Open-source deep-learning framework for exploring, building and deploying AI weather/climate workflows.
https://nvidia.github.io/earth2studio/
Apache License 2.0
73 stars 23 forks source link

🐛[BUG]: Data from ARCO and WB2 is not cached #96

Closed mariusaurus closed 1 month ago

mariusaurus commented 1 month ago

Version

0.3.0a0

On which installation method(s) does this occur?

Source

Describe the issue

Data downloaded from ARCO and from WB2 is not cached. The respective folders ~/.cache/earth2studio/{arco,wb2} are created but remain empty. Below, a minimal example to reproduce the behaviour. For the run, e2studio was installed from source inside a modulus 24:04 container.

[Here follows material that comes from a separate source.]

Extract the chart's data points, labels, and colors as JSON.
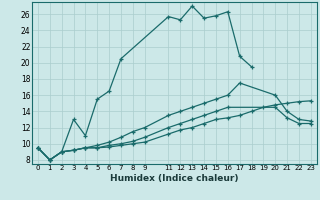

from earth2studio.data import ARCO, WB2Climatology, fetch_data
from numpy import datetime64, timedelta64

for data in (ARCO(cache=True), WB2Climatology(cache=True)):
    xx, meta = fetch_data(
        source=data,
        time=[datetime64('2023-01-01')],
        variable=['t2m'],
        lead_time=[0, (timedelta64(6, 'h')).astype('timedelta64[ns]')],
    )

    print(f'{xx.shape=}')
    print(f'{meta.keys()=}')
NickGeneva commented 1 month ago

GCFS doesn't seem to have too much native caching ability. Will likely need to wrap these in a CachingFilesystem to work properly.